L’articolo 69, oltre a far parte del più ampio disegno riformatore della riduzione dei costi, possiede anche un alto valore politico. È la disposizione che, infatti, assegna ad ogni singolo membro del Parlamento una indennità, ossia un emolumento economico corrispondente allo svolgimento dell’attività parlamentare. In sostanza, lo stipendio. La riforma costituzionale modificherà radicalmente questo disposto, eliminando lo stipendio dei senatori.
In realtà l’articolo 69 della Costituzione non specifica l’ammontare dello stipendio dei parlamentari, limitandosi a stabilire che ‘i membri del Parlamento ricevono una indennità stabilita dalla legge’. Soltanto successivamente all’entrata in vigore della Costituzione, precisamente nel 1965, fu adottata la legge numero 1261, che stabilisce, nello specifico, l’ammontare delle indennità parlamentari.
L’articolo 69, come si evince, ha un alto valore politico. Sono state numerose le occasioni in cui il dibattito politico-istituzionale e l’opinione pubblica si sono concentrati sull’aspetto economico dell’attività parlamentare, in primo luogo sugli stipendi corrisposti a deputati e senatori.
La riforma costituzionale interviene in maniera piuttosto decisa, segnando, in primo luogo, un indirizzo politico, ancorché espresso in forma giuridica. Il nuovo disposto dell’articolo 69 stabilisce infatti che non saranno più tutti ‘i membri del Parlamento’ a ricevere una indennità stabilita dalla legge, poiché questa verrà corrisposta esclusivamente ai ‘membri della Camera dei deputati’.

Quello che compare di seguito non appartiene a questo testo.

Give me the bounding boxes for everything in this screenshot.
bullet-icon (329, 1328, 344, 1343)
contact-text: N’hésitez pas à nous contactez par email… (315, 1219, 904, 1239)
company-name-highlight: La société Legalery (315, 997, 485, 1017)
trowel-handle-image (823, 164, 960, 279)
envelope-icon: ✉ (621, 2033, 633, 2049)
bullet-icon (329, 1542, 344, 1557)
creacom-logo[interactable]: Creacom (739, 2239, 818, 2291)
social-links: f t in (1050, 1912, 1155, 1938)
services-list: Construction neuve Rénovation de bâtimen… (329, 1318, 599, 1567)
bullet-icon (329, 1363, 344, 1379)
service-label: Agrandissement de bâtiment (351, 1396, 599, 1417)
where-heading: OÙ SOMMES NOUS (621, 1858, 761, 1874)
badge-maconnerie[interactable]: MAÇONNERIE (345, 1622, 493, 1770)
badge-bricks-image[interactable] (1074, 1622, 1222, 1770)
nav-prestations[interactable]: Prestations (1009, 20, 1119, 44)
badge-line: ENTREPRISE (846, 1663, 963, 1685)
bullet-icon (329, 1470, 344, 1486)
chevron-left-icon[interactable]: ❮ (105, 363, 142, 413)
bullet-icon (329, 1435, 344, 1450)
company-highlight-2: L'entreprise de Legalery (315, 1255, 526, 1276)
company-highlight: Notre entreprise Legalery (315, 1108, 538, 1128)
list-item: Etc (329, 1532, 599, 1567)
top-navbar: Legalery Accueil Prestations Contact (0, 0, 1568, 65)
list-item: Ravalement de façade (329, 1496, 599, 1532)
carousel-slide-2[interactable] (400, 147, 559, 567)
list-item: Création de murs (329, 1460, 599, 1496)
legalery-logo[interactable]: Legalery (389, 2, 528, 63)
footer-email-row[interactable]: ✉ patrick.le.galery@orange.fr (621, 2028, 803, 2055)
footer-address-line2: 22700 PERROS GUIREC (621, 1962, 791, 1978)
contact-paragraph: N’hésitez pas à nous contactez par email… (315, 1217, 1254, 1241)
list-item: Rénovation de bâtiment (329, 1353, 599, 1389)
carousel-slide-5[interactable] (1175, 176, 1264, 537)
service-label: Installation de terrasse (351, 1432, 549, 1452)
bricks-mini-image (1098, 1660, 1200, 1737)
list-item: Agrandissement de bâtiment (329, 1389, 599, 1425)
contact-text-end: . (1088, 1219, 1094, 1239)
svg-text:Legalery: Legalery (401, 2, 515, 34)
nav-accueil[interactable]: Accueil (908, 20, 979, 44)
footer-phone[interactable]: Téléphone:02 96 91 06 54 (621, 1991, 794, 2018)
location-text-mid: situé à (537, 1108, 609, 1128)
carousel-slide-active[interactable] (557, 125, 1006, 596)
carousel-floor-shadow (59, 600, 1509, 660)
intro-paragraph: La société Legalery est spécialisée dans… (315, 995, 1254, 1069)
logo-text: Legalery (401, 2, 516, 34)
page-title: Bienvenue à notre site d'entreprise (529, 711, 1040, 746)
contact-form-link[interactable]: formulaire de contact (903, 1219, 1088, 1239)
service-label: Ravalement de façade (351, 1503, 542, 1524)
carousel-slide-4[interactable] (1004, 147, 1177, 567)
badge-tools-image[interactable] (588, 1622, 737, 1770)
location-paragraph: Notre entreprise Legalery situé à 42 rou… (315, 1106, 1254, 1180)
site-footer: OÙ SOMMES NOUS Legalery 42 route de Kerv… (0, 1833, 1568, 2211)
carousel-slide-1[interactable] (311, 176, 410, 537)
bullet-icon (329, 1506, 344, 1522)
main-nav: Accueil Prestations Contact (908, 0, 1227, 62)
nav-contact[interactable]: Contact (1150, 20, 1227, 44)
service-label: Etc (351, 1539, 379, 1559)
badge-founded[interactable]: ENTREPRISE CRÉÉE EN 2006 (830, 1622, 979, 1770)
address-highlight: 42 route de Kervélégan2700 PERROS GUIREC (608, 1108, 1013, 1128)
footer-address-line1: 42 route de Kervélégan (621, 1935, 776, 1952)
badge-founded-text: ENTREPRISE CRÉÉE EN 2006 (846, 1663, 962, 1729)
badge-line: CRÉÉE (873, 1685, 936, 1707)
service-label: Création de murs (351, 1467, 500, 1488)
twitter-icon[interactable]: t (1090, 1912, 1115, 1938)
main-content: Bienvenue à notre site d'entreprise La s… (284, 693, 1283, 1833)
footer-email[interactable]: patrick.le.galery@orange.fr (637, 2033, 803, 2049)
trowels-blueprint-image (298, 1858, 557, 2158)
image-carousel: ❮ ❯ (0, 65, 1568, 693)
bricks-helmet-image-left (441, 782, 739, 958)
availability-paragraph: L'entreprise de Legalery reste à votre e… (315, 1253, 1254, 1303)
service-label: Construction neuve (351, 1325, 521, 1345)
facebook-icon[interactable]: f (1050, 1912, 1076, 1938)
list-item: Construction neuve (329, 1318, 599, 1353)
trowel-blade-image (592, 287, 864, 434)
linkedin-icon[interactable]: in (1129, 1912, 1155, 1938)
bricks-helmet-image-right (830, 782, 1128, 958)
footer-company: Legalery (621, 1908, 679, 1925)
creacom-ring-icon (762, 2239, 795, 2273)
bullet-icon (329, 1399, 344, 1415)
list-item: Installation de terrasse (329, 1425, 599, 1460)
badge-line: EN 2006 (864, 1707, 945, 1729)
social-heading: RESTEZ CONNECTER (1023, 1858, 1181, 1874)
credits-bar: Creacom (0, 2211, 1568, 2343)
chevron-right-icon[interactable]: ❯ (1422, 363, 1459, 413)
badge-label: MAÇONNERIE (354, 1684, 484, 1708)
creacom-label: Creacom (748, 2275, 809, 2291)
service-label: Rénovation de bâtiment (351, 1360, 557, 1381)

È importante sottolineare la coerenza sistematica sottesa a questa previsione. Se esclusivamente i membri della Camera avranno il compito di rappresentare la Nazione nel suo insieme, appare logico che solo questi ricevano una somma di denaro in corrispondenza dello svolgimento di tale attività.
L’eliminazione dei 315 stipendi si spiega sotto due punti vista: un primo di carattere economico, l’altro di carattere giuridico. Per quanto concerne il primo criterio, quello economico, è da sottolineare come l’eliminazione di 315 stipendi, piuttosto elevati, consentirà, secondo uno studio della Ragioneria dello Stato (con nota del giorno 28 ottobre, numero di protocollo 83572), un risparmio di circa cinquanta milioni l’anno, destinati ad aumentare nel momento in cui verranno messi a regime. Il risparmio, a sua volta, non sembra essere dettato da esigenze meramente economiche, ma anche dalla necessità di conferire di nuovo credibilità alle istituzioni dello Stato.
Il secondo motivo, quello giuridico, può essere spiegato nel seguente modo: i senatori saranno rappresentanti delle istituzioni locali, ossia consiglieri regionali e Sindaci. Per queste cariche sono già previste dalla legge le corrispondenti retribuzioni, e sarebbe stato illogico, nonché disallineato con tutta la logica della riforma, consentire che i nuovi senatori potessero ricevere un doppio stipendio. Avrebbe avuto poco senso eliminare poltrone se non si fossero anche eliminati gli stipendi corrispondenti.
L’articolo 69 costituisce uno dei tasselli che compongono l’elemento ‘risparmio’ presente nella riforma. Se coordinato con l’eliminazione dei rimborsi ai consigli regionali, la soppressione del CNEL, l’accorpamento del personale di Camera e Senato, l’eliminazione delle Province e molte altre previsioni, l’articolo 69 rappresenta solo il punto di partenza, per istituzioni meno costose, più sobrie, e maggiormente credibili.